ZÜRICH: Der Zürcher «Tages-Anzeiger» schreibt am Samstag zum Veto von Polen und Ungarn gegen den EU-Haushalt:

«Auf der Suche nach einer Einigung mit Brüssel ist die (nationalkonservative Regierungspartei) PiS vielleicht noch zu erreichen, weil die Öffentlichkeit in Polen aufmüpfiger, die Opposition stärker ist. In Ungarn aber hat die Fidesz-(Partei) das Wahlrecht in zehn Jahren so umgebaut und Orbans Leute in so vielen zentralen Stellen untergebracht, dass eine Abwahl der Regierung fast unmöglich scheint. Bis zur Wahl 2022 wird sich das noch verstärken. Die Korruption ist endemisch und nicht an einzelne Verfahren oder Ausschreibungen gebunden. Ein ganzes System profitiert vom Geldfluss aus Brüssel.

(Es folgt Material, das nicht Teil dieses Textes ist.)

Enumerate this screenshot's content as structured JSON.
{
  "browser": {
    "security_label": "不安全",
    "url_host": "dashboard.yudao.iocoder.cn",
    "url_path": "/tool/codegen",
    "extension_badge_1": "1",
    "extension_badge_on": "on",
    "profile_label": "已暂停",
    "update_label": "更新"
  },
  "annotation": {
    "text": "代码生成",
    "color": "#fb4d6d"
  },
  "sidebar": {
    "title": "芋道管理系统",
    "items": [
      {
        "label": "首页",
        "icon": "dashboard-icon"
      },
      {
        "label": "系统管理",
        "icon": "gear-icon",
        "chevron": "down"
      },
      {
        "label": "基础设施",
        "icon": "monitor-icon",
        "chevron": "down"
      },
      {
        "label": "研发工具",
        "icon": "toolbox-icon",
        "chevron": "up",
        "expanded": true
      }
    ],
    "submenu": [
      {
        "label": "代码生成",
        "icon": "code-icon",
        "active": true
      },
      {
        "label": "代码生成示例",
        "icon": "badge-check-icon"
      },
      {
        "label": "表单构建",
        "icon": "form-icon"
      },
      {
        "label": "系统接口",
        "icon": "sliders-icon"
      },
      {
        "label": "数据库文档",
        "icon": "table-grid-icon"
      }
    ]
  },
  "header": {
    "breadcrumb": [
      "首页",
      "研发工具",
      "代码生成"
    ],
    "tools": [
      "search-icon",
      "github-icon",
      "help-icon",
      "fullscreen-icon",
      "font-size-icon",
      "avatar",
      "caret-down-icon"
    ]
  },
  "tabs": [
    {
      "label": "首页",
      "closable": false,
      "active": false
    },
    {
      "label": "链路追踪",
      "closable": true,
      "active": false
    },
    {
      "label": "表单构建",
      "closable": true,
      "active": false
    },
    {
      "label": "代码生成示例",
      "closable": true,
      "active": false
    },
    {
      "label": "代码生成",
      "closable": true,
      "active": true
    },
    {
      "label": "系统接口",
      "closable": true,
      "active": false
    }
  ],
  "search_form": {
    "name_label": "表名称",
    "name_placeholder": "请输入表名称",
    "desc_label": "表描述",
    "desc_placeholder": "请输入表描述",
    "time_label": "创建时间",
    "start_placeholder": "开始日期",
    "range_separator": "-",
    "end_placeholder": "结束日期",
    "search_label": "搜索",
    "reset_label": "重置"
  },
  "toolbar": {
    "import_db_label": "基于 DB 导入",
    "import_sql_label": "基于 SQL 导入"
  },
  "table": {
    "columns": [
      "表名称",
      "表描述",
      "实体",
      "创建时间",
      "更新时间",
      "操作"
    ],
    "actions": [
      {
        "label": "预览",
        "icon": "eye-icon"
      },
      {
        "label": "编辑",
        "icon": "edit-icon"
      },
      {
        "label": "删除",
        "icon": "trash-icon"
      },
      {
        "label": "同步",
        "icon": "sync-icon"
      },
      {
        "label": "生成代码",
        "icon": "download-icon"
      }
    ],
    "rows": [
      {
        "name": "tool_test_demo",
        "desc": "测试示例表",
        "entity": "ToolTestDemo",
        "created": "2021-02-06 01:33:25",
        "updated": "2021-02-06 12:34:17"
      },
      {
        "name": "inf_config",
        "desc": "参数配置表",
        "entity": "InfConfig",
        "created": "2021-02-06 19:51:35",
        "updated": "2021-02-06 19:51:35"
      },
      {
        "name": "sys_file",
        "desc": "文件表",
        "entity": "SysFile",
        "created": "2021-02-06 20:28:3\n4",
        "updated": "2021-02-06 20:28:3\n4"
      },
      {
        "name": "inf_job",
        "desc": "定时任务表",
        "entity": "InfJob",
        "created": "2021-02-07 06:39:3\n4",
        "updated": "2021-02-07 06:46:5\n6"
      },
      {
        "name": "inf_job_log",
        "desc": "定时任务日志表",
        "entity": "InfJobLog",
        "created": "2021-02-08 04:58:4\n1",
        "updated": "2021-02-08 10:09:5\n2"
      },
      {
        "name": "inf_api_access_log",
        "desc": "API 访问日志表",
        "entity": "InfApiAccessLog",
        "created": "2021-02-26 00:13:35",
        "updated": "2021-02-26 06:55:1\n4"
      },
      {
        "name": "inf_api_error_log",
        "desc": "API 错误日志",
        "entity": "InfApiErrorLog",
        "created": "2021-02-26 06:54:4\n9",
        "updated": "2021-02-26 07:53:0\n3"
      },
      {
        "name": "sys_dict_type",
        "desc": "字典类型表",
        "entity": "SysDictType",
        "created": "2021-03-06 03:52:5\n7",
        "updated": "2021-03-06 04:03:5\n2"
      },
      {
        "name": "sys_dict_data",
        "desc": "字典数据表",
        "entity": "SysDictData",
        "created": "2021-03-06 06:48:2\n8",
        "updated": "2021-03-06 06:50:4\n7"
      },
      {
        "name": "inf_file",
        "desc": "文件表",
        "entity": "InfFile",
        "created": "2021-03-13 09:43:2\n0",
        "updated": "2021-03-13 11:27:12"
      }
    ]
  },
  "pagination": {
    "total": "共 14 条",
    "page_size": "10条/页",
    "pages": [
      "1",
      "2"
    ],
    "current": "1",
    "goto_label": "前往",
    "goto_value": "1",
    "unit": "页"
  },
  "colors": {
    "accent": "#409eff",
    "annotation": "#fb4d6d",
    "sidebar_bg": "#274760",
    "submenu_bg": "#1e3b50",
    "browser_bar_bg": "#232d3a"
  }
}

Der Rechtsstaatsmechanismus soll den Verstoß gegen Grundwerte wie die Unabhängigkeit der Justiz ahnden. Aber selbst das würde nicht reichen. Die in den Augen ihrer Gegner allmächtige EU hat versucht, einen Prozess umzudrehen, der weit fortgeschritten ist. Das Veto zeigt auch: Sie kommt wahrscheinlich zu spät.»


«Magyar Nemzet»: Rechtsstaatsbegriff als Knüppel gegen die Rechte

BUDAPEST: Zu der von Ungarn abgelehnten Verknüpfung von EU-Auszahlungen mit dem Respekt vor dem Rechtsstaat meint die regierungsnahe Budapester Tageszeitung «Magyar Nemzet» am Samstag:

«Die Rechtsstaatlichkeit ist der Union zufolge irgendein nicht fassbarer, abstrakter Begriff, eine Art Knüppel, ähnlich wie die nirgendwo niedergeschriebenen, ständig sich ändernden Gemeinschaftsrichtlinien bei Facebook. Es ist eine Waffe, die man zur Reglementierung der Rechten erfunden hat und die man ausschließlich zur Mundtotmachung und Bestrafung rechts-konservativ eingestellter Menschen verwendet.

Es wird immer deutlicher, dass in den Augen der linken Unionspolitiker heutzutage der Rechtsstaat nur dort ist, wo die LGBTI-Rechte (von Lesben, Schwulen, Bisexuellen, Transgender und intergeschlechtlichen Menschen) ausgeweitet, wo Migranten unbegrenzt aufgenommen, wo für die aus Schwarzafrika und dem Nahen Osten kommenden Eroberer und Glücksritter legale Migrationswege eingerichtet werden. Das war aber nicht immer so. Als wir der EU (im Jahr 2004) beitraten, waren die Definitionen des Rechtsstaates bestimmt ganz andere.»